De Sao Paulo à Pékin, la tournée internationale des élus régionaux pour attirer les touristes

Pour promouvoir l’opération « 500 ans de RenaissanceS », les élus de la Région Centre-Val de Loire ont parcouru la planète. Une tournée qui tranche avec leur objectif affiché de lutte contre les émissions de gaz à effet de serre.

Sao Paulo, Rome, Berlin, Pékin, New-York, Moscou... Ce n’est pas l’itinéraire de la dernière tournée de Beyoncé, mais quelques-unes des étapes du tour du monde effectué par des élus régionaux pour promouvoir l’opération « 500 ans de RenaissanceS en Centre-Val de Loire ». Entre octobre 2018 et janvier 2019, élus et agents du Comité Régional du Tourisme (CRT) ont multiplié les déplacements, de la Corée du Sud à l’Espagne, dans le cadre d’une tournée intitulée « Viva da Vinci », afin de « faire rayonner le Centre Val de Loire et la France auprès des clientèles internationales ».

Salons d’affaires pour rencontrer des tour-opérateurs, soirées avec la presse, dégustations de vins, « cocktail networking »... Les élus — accompagnés à l’occasion par des acteurs privés — ont donné de leur personne pour faire « rayonner » la région Centre auprès d’une clientèle internationale. Et ils n’ont pas lésiné sur les moyens, même si les informations obtenues à ce sujet sont contradictoires.

Plus d’un million d’euros de dépenses de communication

D’après les informations obtenues auprès du CRT, le plan de communication consacré aux « 500 ans de la RenaissanceS » aurait coûté un total de 850 000 euros sur deux ans. Atout France, l’agence de développement touristique pilotée par l’État, aurait contribué à hauteur de 350 000 euros. Ce qui laisse tout de même un demi-million d’euros à la charge de la Région et des agences touristiques départementales, qui auraient collectivement participé à hauteur de 100 000 euros. Ces chiffres semblent pourtant sous-évalués, puisque le budget primitif de la Région pour l’année 2019 propose « d’inscrire 0,800 M€ pour les opérations de communication liées aux 500 ans de la Renaissance » [1]. Les dépenses de communication de la collectivité régionale pour cette opération ne s’élèveraient donc pas à 400 000 euros, mais à 800 000 euros ! Pour un coût total, incluant la participation d’Atout France, dépassant le million d’euros.

De l’argent public contre des « likes »

Outre la tournée « Viva da Vinci », ces dépenses de communication intègrent toutes sortes d’actions. La Région s’est par exemple payée une opération de publicité sur les rames du tramway de Milan. Elle prévoit également d’accueillir des « influenceurs » dans l’espoir d’obtenir des retombées sur différents supports : Youtube, Instagram, blogs, etc.
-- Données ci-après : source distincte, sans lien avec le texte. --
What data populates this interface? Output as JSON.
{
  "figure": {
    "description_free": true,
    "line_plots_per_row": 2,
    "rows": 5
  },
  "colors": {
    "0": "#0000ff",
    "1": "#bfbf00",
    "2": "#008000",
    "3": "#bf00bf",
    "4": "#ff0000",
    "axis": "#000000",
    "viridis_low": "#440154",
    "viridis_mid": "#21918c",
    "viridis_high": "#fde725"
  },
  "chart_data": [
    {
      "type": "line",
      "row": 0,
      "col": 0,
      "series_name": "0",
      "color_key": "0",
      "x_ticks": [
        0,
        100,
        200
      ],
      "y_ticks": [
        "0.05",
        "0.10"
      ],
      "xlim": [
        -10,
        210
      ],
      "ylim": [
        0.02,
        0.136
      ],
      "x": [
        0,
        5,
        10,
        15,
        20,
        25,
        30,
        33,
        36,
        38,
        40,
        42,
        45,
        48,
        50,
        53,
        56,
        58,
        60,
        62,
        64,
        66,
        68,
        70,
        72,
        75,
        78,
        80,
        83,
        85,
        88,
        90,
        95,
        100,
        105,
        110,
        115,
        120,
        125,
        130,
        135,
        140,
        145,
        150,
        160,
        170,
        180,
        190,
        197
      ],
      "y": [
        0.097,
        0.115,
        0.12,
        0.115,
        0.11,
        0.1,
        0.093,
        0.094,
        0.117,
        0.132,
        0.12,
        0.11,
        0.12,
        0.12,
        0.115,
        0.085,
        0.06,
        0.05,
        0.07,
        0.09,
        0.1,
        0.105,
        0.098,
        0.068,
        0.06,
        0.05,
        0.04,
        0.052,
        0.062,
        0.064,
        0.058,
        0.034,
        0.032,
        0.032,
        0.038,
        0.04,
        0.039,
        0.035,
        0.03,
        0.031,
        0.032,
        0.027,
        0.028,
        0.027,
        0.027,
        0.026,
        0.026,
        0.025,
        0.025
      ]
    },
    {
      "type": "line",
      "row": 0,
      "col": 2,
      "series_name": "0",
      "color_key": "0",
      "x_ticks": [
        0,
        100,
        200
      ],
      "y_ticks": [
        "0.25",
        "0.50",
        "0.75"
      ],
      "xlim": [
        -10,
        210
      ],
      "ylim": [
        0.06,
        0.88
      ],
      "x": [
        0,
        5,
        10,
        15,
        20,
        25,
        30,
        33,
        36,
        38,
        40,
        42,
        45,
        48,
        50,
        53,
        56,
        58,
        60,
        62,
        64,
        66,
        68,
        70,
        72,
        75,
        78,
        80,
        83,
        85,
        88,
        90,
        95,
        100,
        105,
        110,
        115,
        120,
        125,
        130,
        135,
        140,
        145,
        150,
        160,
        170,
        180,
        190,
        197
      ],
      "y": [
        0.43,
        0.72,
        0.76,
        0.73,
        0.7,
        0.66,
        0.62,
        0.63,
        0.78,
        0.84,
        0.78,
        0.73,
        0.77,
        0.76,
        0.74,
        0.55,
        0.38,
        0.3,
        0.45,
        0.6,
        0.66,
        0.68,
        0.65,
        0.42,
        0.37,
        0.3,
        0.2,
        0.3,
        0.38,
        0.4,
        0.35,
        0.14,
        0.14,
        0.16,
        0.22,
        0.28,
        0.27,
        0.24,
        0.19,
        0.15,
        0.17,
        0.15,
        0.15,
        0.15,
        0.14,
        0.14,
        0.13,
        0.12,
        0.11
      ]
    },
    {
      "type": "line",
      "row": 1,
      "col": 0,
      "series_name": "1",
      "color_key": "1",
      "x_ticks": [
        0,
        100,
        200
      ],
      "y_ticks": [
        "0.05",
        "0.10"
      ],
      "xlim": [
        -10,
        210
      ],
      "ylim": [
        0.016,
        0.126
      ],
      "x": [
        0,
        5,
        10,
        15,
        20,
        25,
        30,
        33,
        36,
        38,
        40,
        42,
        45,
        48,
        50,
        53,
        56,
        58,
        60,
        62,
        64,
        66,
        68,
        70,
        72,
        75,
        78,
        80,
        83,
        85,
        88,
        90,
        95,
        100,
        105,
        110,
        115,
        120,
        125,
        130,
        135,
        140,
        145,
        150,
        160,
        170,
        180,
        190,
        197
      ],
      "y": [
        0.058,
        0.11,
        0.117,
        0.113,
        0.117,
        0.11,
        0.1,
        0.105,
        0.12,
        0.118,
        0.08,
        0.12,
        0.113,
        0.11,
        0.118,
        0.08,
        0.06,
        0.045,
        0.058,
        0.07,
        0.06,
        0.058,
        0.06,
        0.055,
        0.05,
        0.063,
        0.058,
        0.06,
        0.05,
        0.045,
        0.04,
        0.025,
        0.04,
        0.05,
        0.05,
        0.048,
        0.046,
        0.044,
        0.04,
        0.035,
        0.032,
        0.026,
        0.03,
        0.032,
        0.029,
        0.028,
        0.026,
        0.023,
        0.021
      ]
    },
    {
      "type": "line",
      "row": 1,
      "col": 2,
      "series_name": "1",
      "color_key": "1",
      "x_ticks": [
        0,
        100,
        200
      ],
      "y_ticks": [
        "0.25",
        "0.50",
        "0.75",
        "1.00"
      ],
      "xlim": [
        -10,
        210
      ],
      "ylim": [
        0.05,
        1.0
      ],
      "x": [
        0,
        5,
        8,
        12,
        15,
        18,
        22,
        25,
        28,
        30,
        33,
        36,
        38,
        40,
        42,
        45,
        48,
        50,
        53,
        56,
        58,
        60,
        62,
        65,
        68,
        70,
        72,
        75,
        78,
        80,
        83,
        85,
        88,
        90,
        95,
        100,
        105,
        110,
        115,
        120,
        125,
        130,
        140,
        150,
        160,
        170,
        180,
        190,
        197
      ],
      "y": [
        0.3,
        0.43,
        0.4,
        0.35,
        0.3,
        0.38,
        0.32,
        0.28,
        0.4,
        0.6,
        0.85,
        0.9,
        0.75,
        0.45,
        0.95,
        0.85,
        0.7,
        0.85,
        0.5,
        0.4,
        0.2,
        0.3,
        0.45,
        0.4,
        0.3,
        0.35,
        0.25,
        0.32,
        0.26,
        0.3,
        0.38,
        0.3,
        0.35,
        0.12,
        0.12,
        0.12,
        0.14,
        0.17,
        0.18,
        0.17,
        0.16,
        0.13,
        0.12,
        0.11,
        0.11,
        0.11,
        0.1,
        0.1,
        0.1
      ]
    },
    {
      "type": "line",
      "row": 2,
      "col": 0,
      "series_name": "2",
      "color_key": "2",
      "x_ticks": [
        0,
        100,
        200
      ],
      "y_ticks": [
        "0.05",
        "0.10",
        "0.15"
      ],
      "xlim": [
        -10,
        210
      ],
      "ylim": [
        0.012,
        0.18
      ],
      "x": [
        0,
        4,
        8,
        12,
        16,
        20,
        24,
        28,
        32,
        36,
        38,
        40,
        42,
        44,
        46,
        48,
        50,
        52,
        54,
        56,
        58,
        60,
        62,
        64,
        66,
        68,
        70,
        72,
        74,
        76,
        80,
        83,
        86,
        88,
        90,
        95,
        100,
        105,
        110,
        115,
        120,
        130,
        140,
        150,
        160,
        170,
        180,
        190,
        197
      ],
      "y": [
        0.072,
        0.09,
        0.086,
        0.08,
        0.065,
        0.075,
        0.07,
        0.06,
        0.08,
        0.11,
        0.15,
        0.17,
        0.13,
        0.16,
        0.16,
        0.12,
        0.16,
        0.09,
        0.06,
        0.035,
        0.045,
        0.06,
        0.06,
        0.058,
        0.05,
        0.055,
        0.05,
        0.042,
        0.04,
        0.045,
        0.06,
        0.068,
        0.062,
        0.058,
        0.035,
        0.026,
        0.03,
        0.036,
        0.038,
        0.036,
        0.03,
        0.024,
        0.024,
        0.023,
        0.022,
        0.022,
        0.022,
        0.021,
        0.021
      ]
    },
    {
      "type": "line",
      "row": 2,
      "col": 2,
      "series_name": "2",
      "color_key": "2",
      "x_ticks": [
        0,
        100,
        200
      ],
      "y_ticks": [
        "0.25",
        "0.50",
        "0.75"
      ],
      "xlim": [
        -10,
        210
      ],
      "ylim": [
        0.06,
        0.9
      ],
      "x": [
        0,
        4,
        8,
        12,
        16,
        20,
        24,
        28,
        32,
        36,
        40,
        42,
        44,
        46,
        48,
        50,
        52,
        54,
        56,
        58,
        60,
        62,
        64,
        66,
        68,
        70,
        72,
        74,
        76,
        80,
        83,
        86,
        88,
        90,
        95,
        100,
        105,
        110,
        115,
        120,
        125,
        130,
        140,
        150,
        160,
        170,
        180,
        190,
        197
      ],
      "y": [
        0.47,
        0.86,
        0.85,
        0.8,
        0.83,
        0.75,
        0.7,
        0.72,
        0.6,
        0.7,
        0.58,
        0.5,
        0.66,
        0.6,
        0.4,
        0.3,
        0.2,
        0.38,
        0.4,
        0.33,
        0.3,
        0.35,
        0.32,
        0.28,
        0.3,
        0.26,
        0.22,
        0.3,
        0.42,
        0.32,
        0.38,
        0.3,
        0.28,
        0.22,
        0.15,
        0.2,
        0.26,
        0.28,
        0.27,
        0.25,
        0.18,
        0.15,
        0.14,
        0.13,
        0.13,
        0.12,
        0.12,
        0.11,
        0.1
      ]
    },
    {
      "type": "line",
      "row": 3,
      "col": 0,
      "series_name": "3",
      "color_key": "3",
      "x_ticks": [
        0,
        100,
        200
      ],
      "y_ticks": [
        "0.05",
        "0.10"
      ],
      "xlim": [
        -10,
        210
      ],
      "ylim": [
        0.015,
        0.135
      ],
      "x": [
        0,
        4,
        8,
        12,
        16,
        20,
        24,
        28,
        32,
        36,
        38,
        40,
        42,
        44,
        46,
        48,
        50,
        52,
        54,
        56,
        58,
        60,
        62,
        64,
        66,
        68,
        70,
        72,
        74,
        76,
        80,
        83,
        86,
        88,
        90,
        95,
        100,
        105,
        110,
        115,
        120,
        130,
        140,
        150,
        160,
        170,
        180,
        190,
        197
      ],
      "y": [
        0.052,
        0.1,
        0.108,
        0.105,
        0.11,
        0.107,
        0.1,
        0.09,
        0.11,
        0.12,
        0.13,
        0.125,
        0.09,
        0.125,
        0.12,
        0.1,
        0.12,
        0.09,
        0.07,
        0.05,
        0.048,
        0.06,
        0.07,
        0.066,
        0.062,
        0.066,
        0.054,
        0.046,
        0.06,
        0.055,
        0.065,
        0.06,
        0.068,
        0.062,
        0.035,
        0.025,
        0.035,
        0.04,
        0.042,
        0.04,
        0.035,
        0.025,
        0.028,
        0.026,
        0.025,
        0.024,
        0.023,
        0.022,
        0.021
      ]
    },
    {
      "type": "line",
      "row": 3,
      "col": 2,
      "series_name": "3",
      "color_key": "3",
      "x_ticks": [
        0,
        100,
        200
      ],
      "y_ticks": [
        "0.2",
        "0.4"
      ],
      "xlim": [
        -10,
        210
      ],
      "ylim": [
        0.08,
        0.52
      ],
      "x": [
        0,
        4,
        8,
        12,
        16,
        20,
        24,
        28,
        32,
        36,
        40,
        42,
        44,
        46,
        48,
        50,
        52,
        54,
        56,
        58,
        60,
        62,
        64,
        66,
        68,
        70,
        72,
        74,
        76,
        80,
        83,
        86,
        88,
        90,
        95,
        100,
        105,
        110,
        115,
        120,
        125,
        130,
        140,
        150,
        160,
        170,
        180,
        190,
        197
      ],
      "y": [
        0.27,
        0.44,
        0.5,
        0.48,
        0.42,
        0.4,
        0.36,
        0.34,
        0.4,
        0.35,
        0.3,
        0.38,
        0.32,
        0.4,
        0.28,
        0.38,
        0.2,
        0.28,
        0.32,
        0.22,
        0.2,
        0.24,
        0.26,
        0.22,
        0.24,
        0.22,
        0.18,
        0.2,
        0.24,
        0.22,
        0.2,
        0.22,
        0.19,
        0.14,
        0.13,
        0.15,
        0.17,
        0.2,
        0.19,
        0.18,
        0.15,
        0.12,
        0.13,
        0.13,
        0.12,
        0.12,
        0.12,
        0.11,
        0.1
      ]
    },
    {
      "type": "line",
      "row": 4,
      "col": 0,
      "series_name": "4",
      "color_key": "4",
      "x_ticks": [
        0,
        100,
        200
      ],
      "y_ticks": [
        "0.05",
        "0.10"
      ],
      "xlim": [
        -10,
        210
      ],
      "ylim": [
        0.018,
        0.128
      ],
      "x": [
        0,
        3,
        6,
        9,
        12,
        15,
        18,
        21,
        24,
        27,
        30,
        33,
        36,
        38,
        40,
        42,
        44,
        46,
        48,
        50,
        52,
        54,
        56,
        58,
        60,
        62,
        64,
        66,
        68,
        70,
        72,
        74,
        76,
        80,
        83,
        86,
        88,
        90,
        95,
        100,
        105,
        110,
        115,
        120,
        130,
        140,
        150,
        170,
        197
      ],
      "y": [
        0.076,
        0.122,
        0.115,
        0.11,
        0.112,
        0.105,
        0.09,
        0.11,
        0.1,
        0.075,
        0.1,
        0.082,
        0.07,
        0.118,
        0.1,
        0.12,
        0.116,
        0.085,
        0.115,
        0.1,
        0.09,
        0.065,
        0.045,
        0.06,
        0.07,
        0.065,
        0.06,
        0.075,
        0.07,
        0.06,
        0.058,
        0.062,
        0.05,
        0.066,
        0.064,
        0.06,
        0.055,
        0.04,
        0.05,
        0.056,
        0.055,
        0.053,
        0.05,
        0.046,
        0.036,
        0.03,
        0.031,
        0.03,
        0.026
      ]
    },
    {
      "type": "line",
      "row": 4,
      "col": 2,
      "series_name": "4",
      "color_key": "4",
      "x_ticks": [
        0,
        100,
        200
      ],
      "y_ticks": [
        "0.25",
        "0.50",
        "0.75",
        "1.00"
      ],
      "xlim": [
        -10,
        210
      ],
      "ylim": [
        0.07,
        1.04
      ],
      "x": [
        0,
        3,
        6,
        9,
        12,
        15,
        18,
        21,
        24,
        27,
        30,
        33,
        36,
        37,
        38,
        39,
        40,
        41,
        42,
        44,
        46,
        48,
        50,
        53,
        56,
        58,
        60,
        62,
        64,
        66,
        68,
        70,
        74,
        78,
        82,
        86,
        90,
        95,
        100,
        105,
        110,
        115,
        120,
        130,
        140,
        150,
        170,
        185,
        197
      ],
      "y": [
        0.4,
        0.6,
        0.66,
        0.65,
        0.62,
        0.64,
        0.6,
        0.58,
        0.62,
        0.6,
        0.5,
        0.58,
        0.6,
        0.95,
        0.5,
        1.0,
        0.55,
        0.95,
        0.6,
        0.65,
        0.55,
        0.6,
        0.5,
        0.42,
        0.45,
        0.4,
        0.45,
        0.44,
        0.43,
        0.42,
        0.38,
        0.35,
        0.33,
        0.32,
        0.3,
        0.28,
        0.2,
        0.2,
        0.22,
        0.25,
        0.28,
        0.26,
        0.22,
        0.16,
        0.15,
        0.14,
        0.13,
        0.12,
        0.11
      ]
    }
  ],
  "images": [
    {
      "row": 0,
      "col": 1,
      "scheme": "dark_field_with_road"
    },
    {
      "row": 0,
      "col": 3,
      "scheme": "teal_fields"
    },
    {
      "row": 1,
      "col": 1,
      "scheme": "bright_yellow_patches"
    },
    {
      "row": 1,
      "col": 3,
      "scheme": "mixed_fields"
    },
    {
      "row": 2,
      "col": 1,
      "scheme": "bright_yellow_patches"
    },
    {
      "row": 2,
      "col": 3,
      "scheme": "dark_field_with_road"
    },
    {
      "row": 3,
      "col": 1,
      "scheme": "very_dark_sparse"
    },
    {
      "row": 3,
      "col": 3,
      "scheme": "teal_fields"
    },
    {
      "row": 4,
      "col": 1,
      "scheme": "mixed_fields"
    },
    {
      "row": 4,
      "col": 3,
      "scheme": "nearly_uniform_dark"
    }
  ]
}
Ce type d’opération consiste à payer les frais de transport, d’hébergement, de restauration, etc., de personnes dont la valeur est appréciée en fonction du nombre de personnes qui les suivent sur les réseaux sociaux. Dans l’espoir qu’elles daignent parler de leur hôte sur leurs supports de prédilection... Autre genre d’opération : un stand régional spécial Renaissance au Salon de l’Agriculture... [2]

Publicité sur le tram de Milan

Séduire la clientèle internationale et faire face à l’urgence climatique, des objectifs irréconciliables

Avant même la fin de la tournée Viva da Vinci, la Région Centre se lançait dans une autre opération de communication abondamment relayée par la presse locale : le lancement d’une « COP » régionale, soit une conférence sur le climat visant à mettre en œuvre des « actions concrètes » face à l’« urgence climatique ». L’ambition est louable, mais on peut se demander comment elle s’articule, dans l’esprit des élus régionaux, avec l’ambition de la tournée internationale « Viva da Vinci » visant à faire venir toujours plus de touristes internationaux en région Centre.

En effet, le tourisme représente déjà près de 10 % des émissions de gaz à effet de serre, d’après une étude publiée en 2018 [3], dont les auteurs préviennent : « Nous prévoyons que le tourisme constituera une part croissante des émissions de gaz à effet de serre ». Les objectifs affichés par la Région (attirer toujours plus de touristes internationaux d’une part, participer à la lutte contre le réchauffement climatique d’autre part) semblent donc parfaitement irréconciliables. Heureusement, on dépense des centaines de milliers d’euros en communication pour emballer tout ça.

Notes

[1Voir la page 94 du budget primitif pour l’exercice 2019 sur le site de la Région.